Digital Video Camcorder
JVC Everio GS-TD1
Today’s camcorder market is a challenging one now that D-SLRs offer ever-improving video recording capabilities, but for serious movie-makers there’s no beating the real thing which is why this category is still immensely important.
Last year we recognised the first move into 3D camcorders by Panasonic, but just 12 months later we’re looking for more complete solutions to 3D video-making because content generation is what can really drive 3D now.
JVC’s GS-TD1 is the complete package here; Full HD 3D recording via stereo zoom lenses – quite a technological feat in itself – 64 GB of internal memory supplemented with an SDXC memory card slot and exceptional 3D sound using a pair of microphones with the ideal separation of 85 mm.
Remarkably too, the JVC’s 8.9 cm monitor screen is 3D – without needing special glasses to be viewed – and has touch controls.
There’s a long list of enthusiast level features and a very user-friendly price tag of under $1650... which makes the JVC GS-TD1 a winner in every department.
For 3D shooting you can choose between the Full HD resolution of 1820x1080 pixels using the left/right Independent Format – for maximum image quality – or the Side-By-Side format which is used by TV broadcasters (for maximum compatibility).
The stereoscopic zooms have a maximum aperture of f1.2 while the TD1’s CMOS sensors are the ‘back-illuminated’ types (now common in still cameras), giving exceptional low-light recording capabilities.
Incidentally, with 3D shooting the zoom’s focal range is equivalent to 42-210mm and with 2D shooting it becomes 37.3-373mm (or 10x). A 200x digital zoom function is also available for 2D shooting.
JVC’s ‘Advanced Imager Stabilisation’ is designed to provide compensation even when the camera is being moved such as when panning. In the ‘Intelligent Auto’ the camcorder takes care of exposure, focusing, chroma and gamma values, and colour to suit the subject or scene.
Additionally, the TD1 has face recognition, a ‘smile meter’ which can be set to trigger recording at a certain level (honest), ultra slow-motion recording, time-lapse recording and a motordrive function which records at 12 fps for effect.

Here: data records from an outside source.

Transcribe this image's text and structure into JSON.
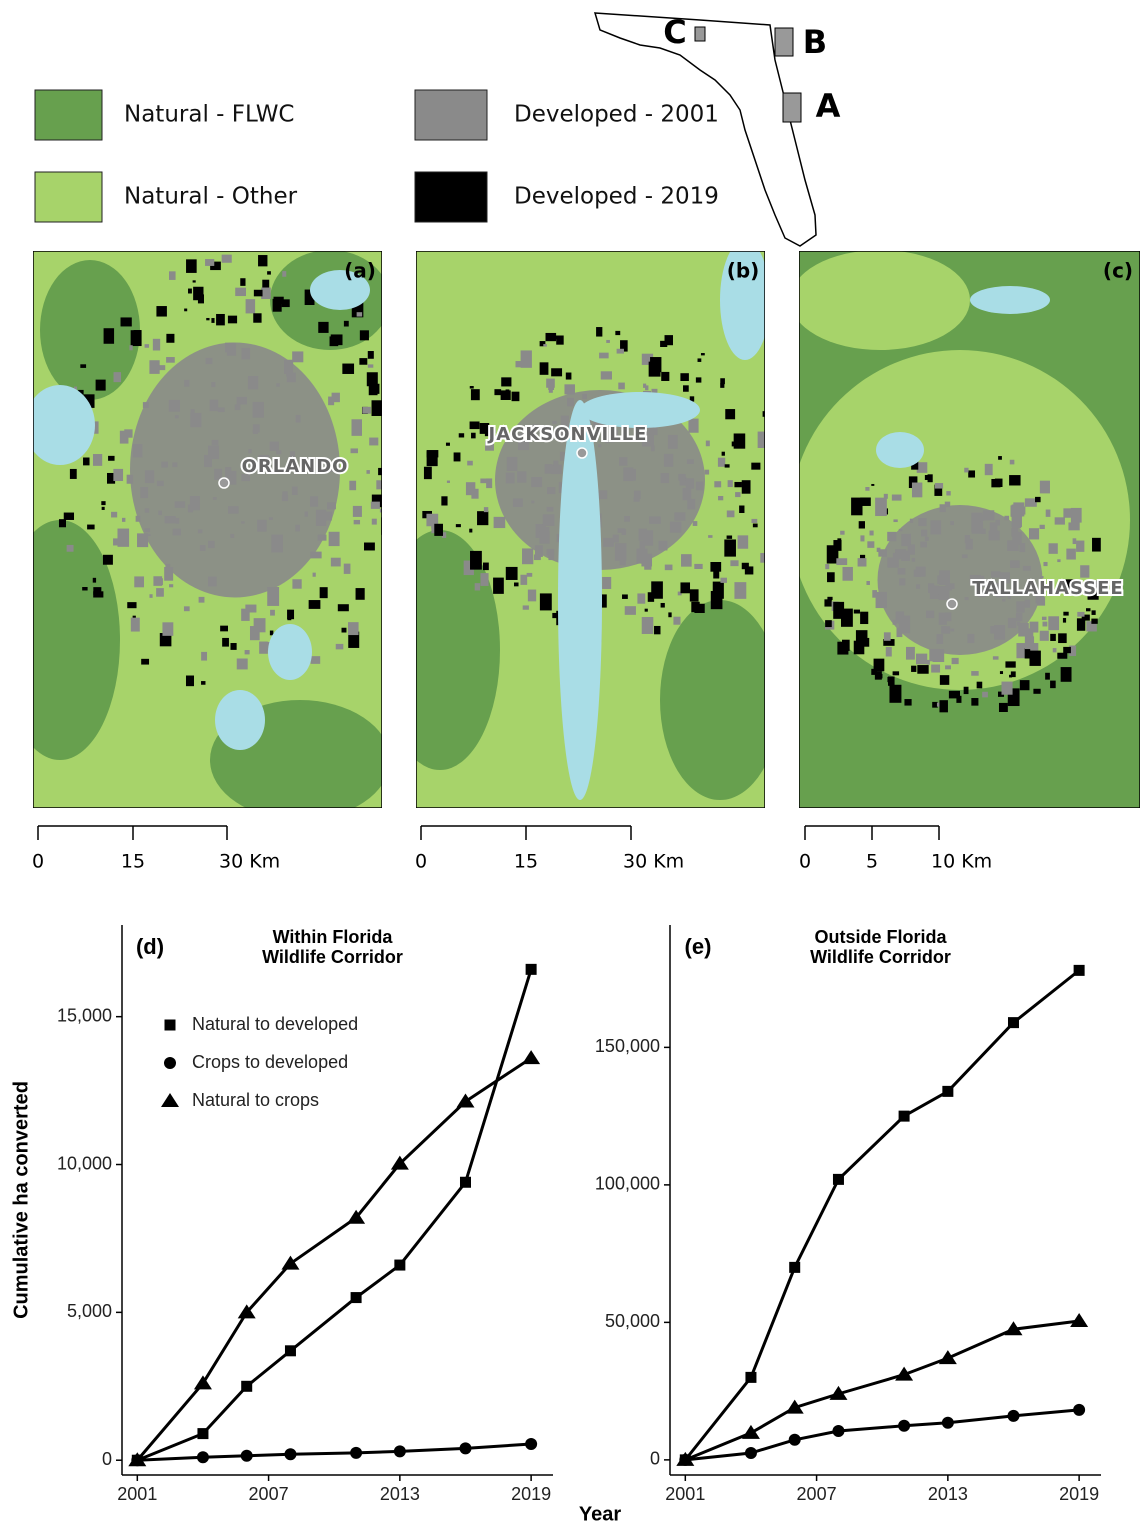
{
  "map_legend": [
    {
      "label": "Natural - FLWC",
      "color": "#67a04e"
    },
    {
      "label": "Natural - Other",
      "color": "#a7d36a"
    },
    {
      "label": "Developed - 2001",
      "color": "#8a8a8a"
    },
    {
      "label": "Developed - 2019",
      "color": "#000000"
    }
  ],
  "inset_labels": [
    "C",
    "B",
    "A"
  ],
  "maps": [
    {
      "panel": "(a)",
      "city": "ORLANDO",
      "scale": [
        "0",
        "15",
        "30 Km"
      ]
    },
    {
      "panel": "(b)",
      "city": "JACKSONVILLE",
      "scale": [
        "0",
        "15",
        "30 Km"
      ]
    },
    {
      "panel": "(c)",
      "city": "TALLAHASSEE",
      "scale": [
        "0",
        "5",
        "10 Km"
      ]
    }
  ],
  "shared_x_label": "Year",
  "chart_data": [
    {
      "type": "line",
      "panel": "(d)",
      "title": [
        "Within Florida",
        "Wildlife Corridor"
      ],
      "y_label": "Cumulative ha converted",
      "x": [
        2001,
        2004,
        2006,
        2008,
        2011,
        2013,
        2016,
        2019
      ],
      "xlim": [
        2000.3,
        2020
      ],
      "xticks": [
        2001,
        2007,
        2013,
        2019
      ],
      "ylim": [
        -500,
        18100
      ],
      "yticks": [
        0,
        {
          "value": 5000,
          "label": "5,000"
        },
        {
          "value": 10000,
          "label": "10,000"
        },
        {
          "value": 15000,
          "label": "15,000"
        }
      ],
      "legend": "upper left",
      "series": [
        {
          "name": "Natural to developed",
          "marker": "square",
          "color": "#000000",
          "values": [
            0,
            900,
            2500,
            3700,
            5500,
            6600,
            9400,
            16600
          ]
        },
        {
          "name": "Crops to developed",
          "marker": "circle",
          "color": "#000000",
          "values": [
            0,
            100,
            150,
            200,
            250,
            300,
            400,
            550
          ]
        },
        {
          "name": "Natural to crops",
          "marker": "triangle",
          "color": "#000000",
          "values": [
            0,
            2600,
            5000,
            6650,
            8200,
            10030,
            12130,
            13600
          ]
        }
      ]
    },
    {
      "type": "line",
      "panel": "(e)",
      "title": [
        "Outside Florida",
        "Wildlife Corridor"
      ],
      "x": [
        2001,
        2004,
        2006,
        2008,
        2011,
        2013,
        2016,
        2019
      ],
      "xlim": [
        2000.3,
        2020
      ],
      "xticks": [
        2001,
        2007,
        2013,
        2019
      ],
      "ylim": [
        -5500,
        194500
      ],
      "yticks": [
        0,
        {
          "value": 50000,
          "label": "50,000"
        },
        {
          "value": 100000,
          "label": "100,000"
        },
        {
          "value": 150000,
          "label": "150,000"
        }
      ],
      "series": [
        {
          "marker": "square",
          "color": "#000000",
          "values": [
            0,
            30000,
            70000,
            102000,
            125000,
            134000,
            159000,
            178000
          ]
        },
        {
          "marker": "circle",
          "color": "#000000",
          "values": [
            0,
            2500,
            7300,
            10500,
            12400,
            13500,
            16000,
            18200
          ]
        },
        {
          "marker": "triangle",
          "color": "#000000",
          "values": [
            0,
            9800,
            19000,
            24000,
            31000,
            37000,
            47500,
            50500
          ]
        }
      ]
    }
  ]
}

Looking at JVC’s GS-TD1 it’s hard to believe so much video recording capability is packed into such a compact machine that’s so affordable. Not so long ago, this would have been the stuff of fantasy, today it’s a reality.
Digital Photo Printer
Epson Stylus Pro R3000
While the pace of development in inkjet printing has definitely slowed down of late, Epson isn’t resting on its laurels and continues to find ways to improve its products.
The Stylus Pro R3000 is its latest offering in the all-important A3+ format category which is a great favourite with photographers who don’t have the commercial requirement for anything bigger.
Mind you, the R3000 inherits some of the ‘big printer’ capabilities from the larger A2+ Stylus Pro 3880 – the winner here for 2009-2010 – so it accepts a roll paper holder, has bigger ink cartridges and both Pictbridge and wireless connections.
Both the roll paper holder and the 25.9 millilitre cartridges enable the higher volume printer to work towards much greater economies, but you aren’t penalised if you prefer to work with cut sheets and aren’t quite so prolific in your output.
Epson’s nine-colour UltraChrome K3 With Vivid Magenta pigmented inkset delivers a superb print quality – our reviewer described it as “exquisite” – with both colour and B&W images.
In essence this is a pro-level printer at an enthusiast-level price which, importantly, delivers pro-level results and the potential for more economical running. Consequently, the Stylus Pro R3000 really ticks all the boxes.